As we near the end of our building project I am reflecting on the tenacity and hard work of so many people to get to this exciting stage. This project has been a part of my life since I moved to Hoxton over 20 years ago. For my children, now 24 and 20, this is all they have ever know their mother do! At times it has felt like an impossible task, but for nearly all those 20 years, it has felt like a path I just had to travel. No matter what obstacles and hurdles were put in our way, it has always felt inevitable that we will succeed in the end, because we just had to, for the families of Hoxton. They deserve a lovely place to bring their children where they can find love, support, friendship, advice and care. Ivy Street is unique in its loving care of the whole family. We care about the whole family and continue to care about families long after their children have gone to school. It’s a very special place.

So it was just not acceptable to fail in rebuilding the wholly inadequate old pub that we had occupied for nearly 40 years.

11 things to know about the Ivy Street building:

  1. It was built in 1902
  2. It was originally a pub called the Queen Adelaide
  3. It still has the original pub sign bracket on the front wall
  4. It was sold to a local youth charity in 1965 for £1
  5. It was given to Allie Harper in 1981 to start the Ivy Street Family Centre
  6. The stairs to the basement were built by a local vicar
  7. It used to host the ONLY café in Hoxton on Saturdays
  8. It was the only pre-school play group in the area for years
  9. It only had heating on one side of the main room.
  10. It had squatters, briefly, after we moved out. They ate the beans and drank the wine that we had stored in the basement.
  11. The new design preserves the history but gives the building new life for the next 100 years

There have been so many people involved in pushing this project forward over the last 20 years, sadly some no longer with us, and we are grateful to each and every person who joined with us to push this massive boulder up and down the mountains. We have weathered all kinds of storms, including the Financial Crash in 2008, perfectly timed to coincide with our first major fundraising effort!
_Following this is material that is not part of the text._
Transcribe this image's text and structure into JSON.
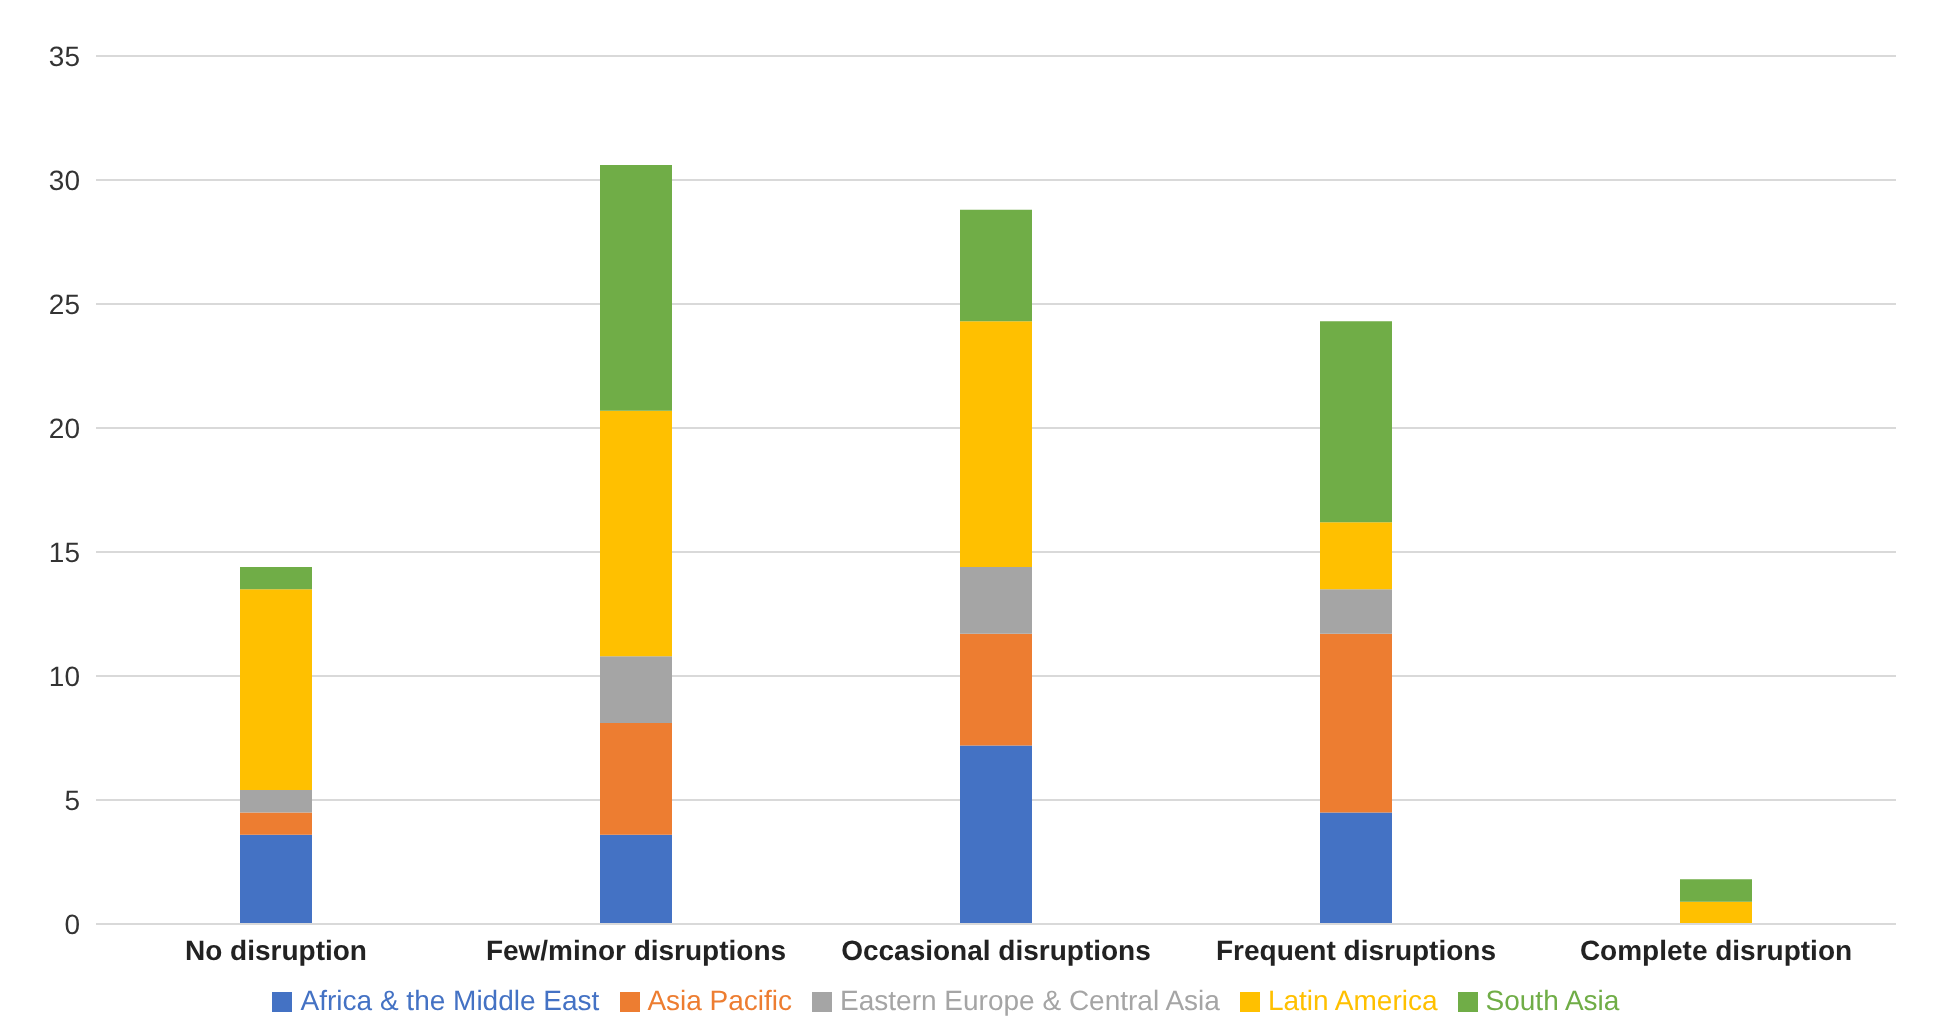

There have also been some wonderful highlights, we were able to launch our fundraising campaign in a room at the House of Lords and were overwhelmed with the support we were shown for the project. We had a fundraising caterpillar up on the wall at Ivy Street and the families raised money with cake sales and jumble sales, a sponsored toddle around Shoreditch Park with me leading the way dressed as a Teletubby is a particularly fond memory!

Sometimes I thought my head was going to explode with the frustration of it, but we just kept putting one foot in front of the other and tried never to lose faith in making it to the end.
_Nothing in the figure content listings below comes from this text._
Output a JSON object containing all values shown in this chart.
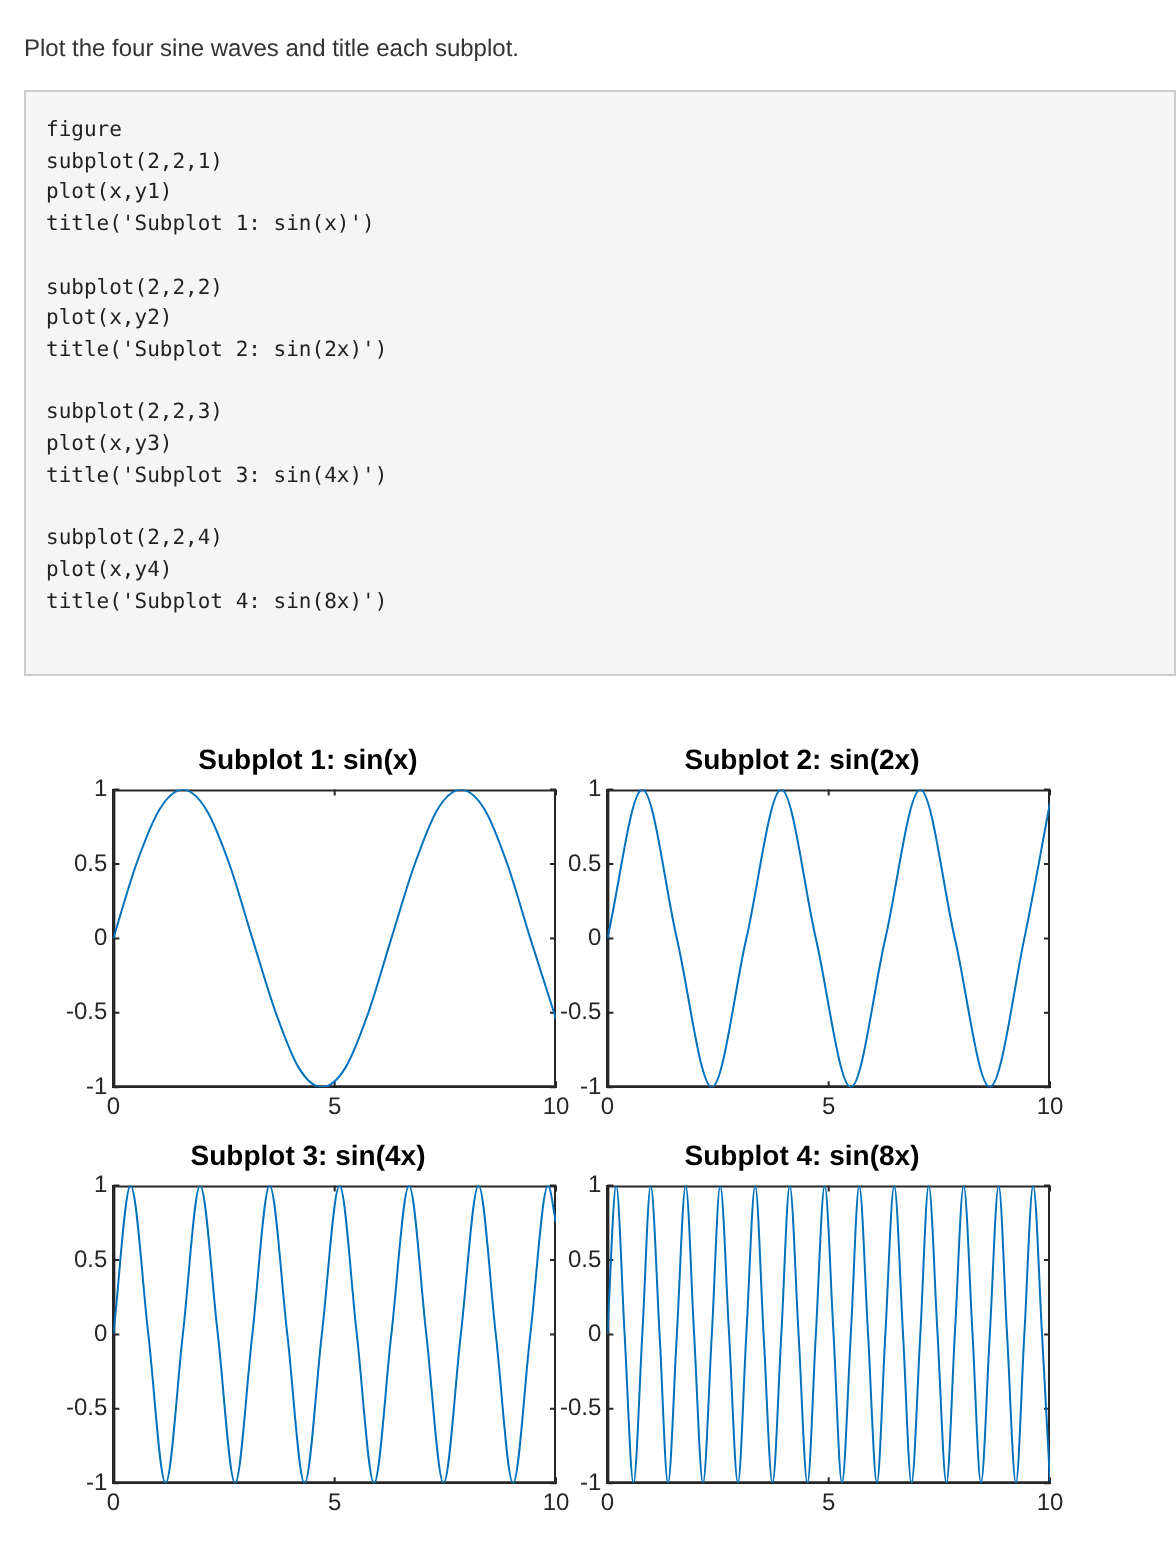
{
  "chart_data": [
    {
      "type": "line",
      "title": "Subplot 1: sin(x)",
      "annotations": [
        "Plot the four sine waves and title each subplot.",
        "figure\nsubplot(2,2,1)\nplot(x,y1)\ntitle('Subplot 1: sin(x)')\n\nsubplot(2,2,2)\nplot(x,y2)\ntitle('Subplot 2: sin(2x)')\n\nsubplot(2,2,3)\nplot(x,y3)\ntitle('Subplot 3: sin(4x)')\n\nsubplot(2,2,4)\nplot(x,y4)\ntitle('Subplot 4: sin(8x)')"
      ],
      "xlim": [
        0,
        10
      ],
      "xticks": [
        0,
        5,
        10
      ],
      "ylim": [
        -1,
        1
      ],
      "yticks": [
        -1,
        -0.5,
        0,
        0.5,
        1
      ],
      "grid": false,
      "legend": false,
      "marker": "none",
      "line_style": "solid",
      "series": [
        {
          "color": "#0072bd",
          "x": [
            0,
            0.52,
            1.05,
            1.57,
            2.09,
            2.62,
            3.14,
            3.67,
            4.19,
            4.71,
            5.24,
            5.76,
            6.28,
            6.81,
            7.33,
            7.85,
            8.38,
            8.9,
            9.42,
            10
          ],
          "values": [
            0,
            0.5,
            0.87,
            1,
            0.87,
            0.5,
            0,
            -0.5,
            -0.87,
            -1,
            -0.87,
            -0.5,
            0,
            0.5,
            0.87,
            1,
            0.87,
            0.5,
            0,
            -0.54
          ]
        }
      ]
    },
    {
      "type": "line",
      "title": "Subplot 2: sin(2x)",
      "xlim": [
        0,
        10
      ],
      "xticks": [
        0,
        5,
        10
      ],
      "ylim": [
        -1,
        1
      ],
      "yticks": [
        -1,
        -0.5,
        0,
        0.5,
        1
      ],
      "grid": false,
      "legend": false,
      "marker": "none",
      "line_style": "solid",
      "series": [
        {
          "color": "#0072bd",
          "x": [
            0,
            0.79,
            1.57,
            2.36,
            3.14,
            3.93,
            4.71,
            5.5,
            6.28,
            7.07,
            7.85,
            8.64,
            9.42,
            10
          ],
          "values": [
            0,
            1,
            0,
            -1,
            0,
            1,
            0,
            -1,
            0,
            1,
            0,
            -1,
            0,
            0.91
          ]
        }
      ]
    },
    {
      "type": "line",
      "title": "Subplot 3: sin(4x)",
      "xlim": [
        0,
        10
      ],
      "xticks": [
        0,
        5,
        10
      ],
      "ylim": [
        -1,
        1
      ],
      "yticks": [
        -1,
        -0.5,
        0,
        0.5,
        1
      ],
      "grid": false,
      "legend": false,
      "marker": "none",
      "line_style": "solid",
      "series": [
        {
          "color": "#0072bd",
          "x": [
            0,
            0.39,
            0.79,
            1.18,
            1.57,
            1.96,
            2.36,
            2.75,
            3.14,
            3.53,
            3.93,
            4.32,
            4.71,
            5.11,
            5.5,
            5.89,
            6.28,
            6.68,
            7.07,
            7.46,
            7.85,
            8.25,
            8.64,
            9.03,
            9.42,
            9.82,
            10
          ],
          "values": [
            0,
            1,
            0,
            -1,
            0,
            1,
            0,
            -1,
            0,
            1,
            0,
            -1,
            0,
            1,
            0,
            -1,
            0,
            1,
            0,
            -1,
            0,
            1,
            0,
            -1,
            0,
            1,
            0.75
          ]
        }
      ]
    },
    {
      "type": "line",
      "title": "Subplot 4: sin(8x)",
      "xlim": [
        0,
        10
      ],
      "xticks": [
        0,
        5,
        10
      ],
      "ylim": [
        -1,
        1
      ],
      "yticks": [
        -1,
        -0.5,
        0,
        0.5,
        1
      ],
      "grid": false,
      "legend": false,
      "marker": "none",
      "line_style": "solid",
      "series": [
        {
          "color": "#0072bd",
          "x": [
            0,
            0.2,
            0.39,
            0.59,
            0.79,
            0.98,
            1.18,
            1.37,
            1.57,
            1.77,
            1.96,
            2.16,
            2.36,
            2.55,
            2.75,
            2.95,
            3.14,
            3.34,
            3.53,
            3.73,
            3.93,
            4.12,
            4.32,
            4.52,
            4.71,
            4.91,
            5.11,
            5.3,
            5.5,
            5.69,
            5.89,
            6.09,
            6.28,
            6.48,
            6.68,
            6.87,
            7.07,
            7.26,
            7.46,
            7.66,
            7.85,
            8.05,
            8.25,
            8.44,
            8.64,
            8.84,
            9.03,
            9.23,
            9.42,
            9.62,
            9.82,
            10
          ],
          "values": [
            0,
            1,
            0,
            -1,
            0,
            1,
            0,
            -1,
            0,
            1,
            0,
            -1,
            0,
            1,
            0,
            -1,
            0,
            1,
            0,
            -1,
            0,
            1,
            0,
            -1,
            0,
            1,
            0,
            -1,
            0,
            1,
            0,
            -1,
            0,
            1,
            0,
            -1,
            0,
            1,
            0,
            -1,
            0,
            1,
            0,
            -1,
            0,
            1,
            0,
            -1,
            0,
            1,
            0,
            -0.99
          ]
        }
      ]
    }
  ]
}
The faith of all the people involved has been inspirational, we could not be where we are now without the faithful prayers and hard work of all that have gone before us. I think of Philip who battled with Hackney for years to purchase the pavement around the building, enabling us to build a much bigger facility. I think of Nettie who worked on a Business Plan for months so that we could raise the necessary funds. I think of Andrew who diligently filled in funding application after funding application. I think of Robert who spent hours negotiating the final development agreement so that we have the building we need. There are so many more who faithfully gave hours and hours of their time to make this happen. It is a humbling thought.

I hope that many of those people will join with us when we eventually have our Grand Opening and can rejoice with us in the completion of our Ivy Street dreams.